My rating: 2 of 5 stars
I’m torn about rating this book, mostly because the novel raises more questions for me rather than tying up the narrative loose ends. First, I enjoy the nadsat dialect & how it reflects the chaos of Alex’s perspective. Just when the reader thinks they’ve figured out a word, Alex uses it in a slightly different context, leaving one with the feeling that you almost understand what he’s saying, but not quite. And I think Burgess portrays a teenager’s feelings of invincibility & of the world revolving around him accurately.

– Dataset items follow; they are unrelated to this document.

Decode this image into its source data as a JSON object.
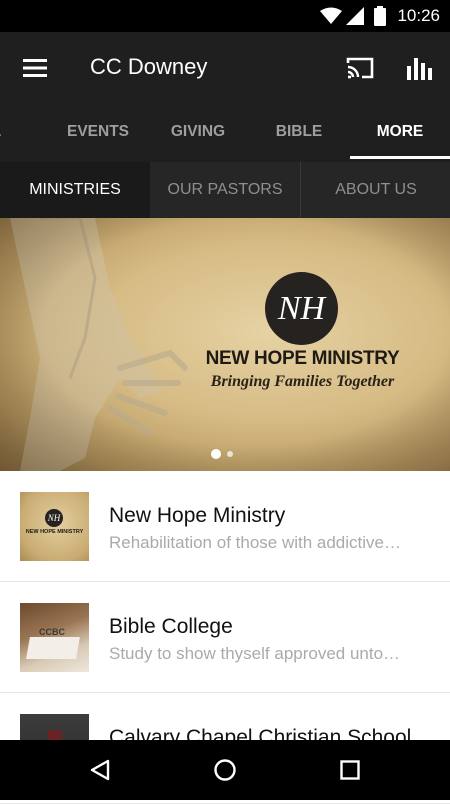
{
  "status_bar": {
    "time": "10:26"
  },
  "app_bar": {
    "title": "CC Downey",
    "menu_icon": "hamburger-icon",
    "cast_icon": "cast-icon",
    "stats_icon": "bar-chart-icon"
  },
  "tabs": [
    "DIA",
    "EVENTS",
    "GIVING",
    "BIBLE",
    "MORE"
  ],
  "active_tab": "MORE",
  "sub_tabs": [
    "MINISTRIES",
    "OUR PASTORS",
    "ABOUT US"
  ],
  "active_sub_tab": "MINISTRIES",
  "banner": {
    "logo_text": "NH",
    "title": "NEW HOPE MINISTRY",
    "subtitle": "Bringing Families Together",
    "slide_index": 1,
    "slide_count": 2
  },
  "list": [
    {
      "title": "New Hope Ministry",
      "subtitle": "Rehabilitation of those with addictive…",
      "thumb_text": "NEW HOPE MINISTRY"
    },
    {
      "title": "Bible College",
      "subtitle": "Study to show thyself approved unto…",
      "thumb_text": "CCBC"
    },
    {
      "title": "Calvary Chapel Christian School",
      "subtitle": ""
    }
  ],
  "nav_bar": {
    "back_icon": "back-icon",
    "home_icon": "home-icon",
    "recents_icon": "recents-icon"
  }
}
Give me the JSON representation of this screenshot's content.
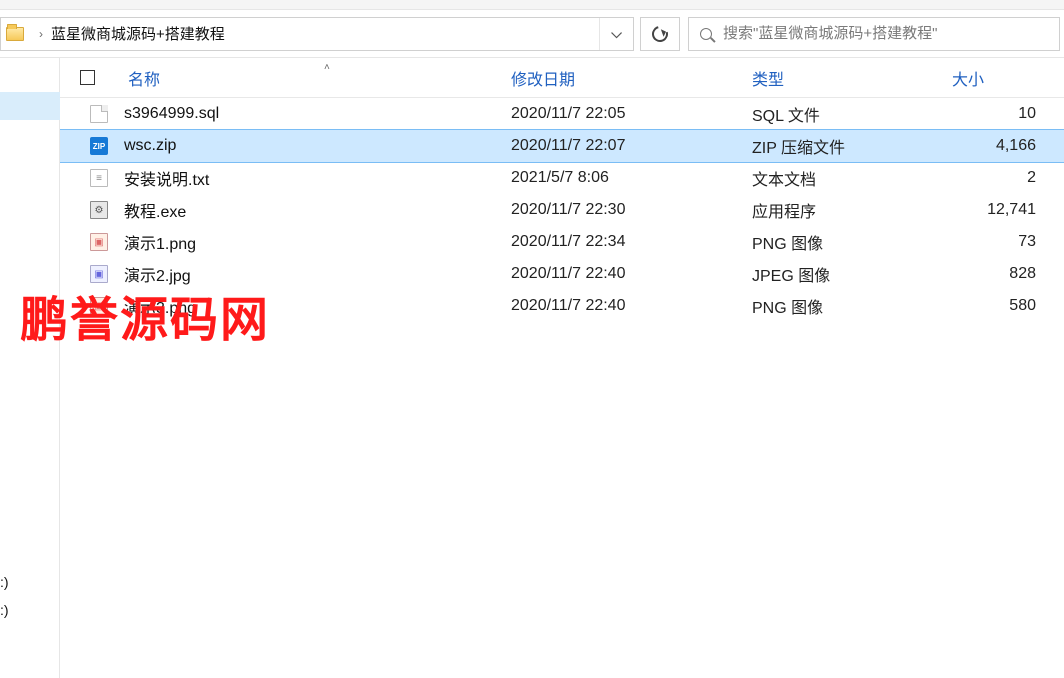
{
  "breadcrumb": {
    "label": "蓝星微商城源码+搭建教程"
  },
  "search": {
    "placeholder": "搜索\"蓝星微商城源码+搭建教程\""
  },
  "columns": {
    "name": "名称",
    "date": "修改日期",
    "type": "类型",
    "size": "大小"
  },
  "nav": {
    "drive1": ":)",
    "drive2": ":)"
  },
  "files": [
    {
      "name": "s3964999.sql",
      "date": "2020/11/7 22:05",
      "type": "SQL 文件",
      "size": "10",
      "icon": "sql",
      "selected": false
    },
    {
      "name": "wsc.zip",
      "date": "2020/11/7 22:07",
      "type": "ZIP 压缩文件",
      "size": "4,166",
      "icon": "zip",
      "selected": true
    },
    {
      "name": "安装说明.txt",
      "date": "2021/5/7 8:06",
      "type": "文本文档",
      "size": "2",
      "icon": "txt",
      "selected": false
    },
    {
      "name": "教程.exe",
      "date": "2020/11/7 22:30",
      "type": "应用程序",
      "size": "12,741",
      "icon": "exe",
      "selected": false
    },
    {
      "name": "演示1.png",
      "date": "2020/11/7 22:34",
      "type": "PNG 图像",
      "size": "73",
      "icon": "png",
      "selected": false
    },
    {
      "name": "演示2.jpg",
      "date": "2020/11/7 22:40",
      "type": "JPEG 图像",
      "size": "828",
      "icon": "jpg",
      "selected": false
    },
    {
      "name": "演示3.png",
      "date": "2020/11/7 22:40",
      "type": "PNG 图像",
      "size": "580",
      "icon": "png",
      "selected": false
    }
  ],
  "watermark": "鹏誉源码网",
  "icons": {
    "folder": "folder-icon",
    "chevron": "›",
    "dropdown": "chevron-down",
    "refresh": "refresh-icon",
    "search": "search-icon",
    "sort_asc": "˄"
  }
}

But what doesn’t work for me are the last two chapters. Alex’s journey from “invincible” sociopathic thug to vulnerable, fear-driven citizen is a compelling one. His attempted suicide is the crescendo of the book. The last two chapters are merely functional: Alex is deprogrammed, Alex learns to make his own moral decisions. To me, there isn’t as much emotion invested in these two chapters as there are in the preceding ones. I think this is because most of the novel is about Alex’s self-involvement and since the only thing he learns at the end of the book is simply that he can’t make others do what he wants, the ending doesn’t match the emotional tension of the book. Alex is still wrapped up in himself & his desires.
In Burgess’s introduction to this edition, he mentions that he wrote a “happy ending” because his intent was “Kennedyean” and endorsed social progress. But the main question I came away with after reading this book is can one write a novel about social progress when your protagonist has little emotional affect & no empathy for others? Alex gives up his violent life because it doesn’t satisfy him anymore, not because he suddenly realizes that the people he’s hurting have any real value. Alex dreams about getting married, having a kid & growing old just because that’s what his parents & his former close friend did. These future dreams of his feel as artificial as the good behavior that the state tried to impose on him. The interesting thing, for me, is reading A Clockwork Orange in the shadow of Jim Thompson’s books. CO could function as a prequel to novels like The Killer Inside Me, where the main character is a sociopath functioning as a normal citizen in order to pass and get away with his own selfish desires. That seems like a much more fitting ending than the domesticity Burgess tries to go back to.
But then, as an American who (in Burgess’s words) is determined to think the worst of people, you’d expect me to say that, wouldn’t you?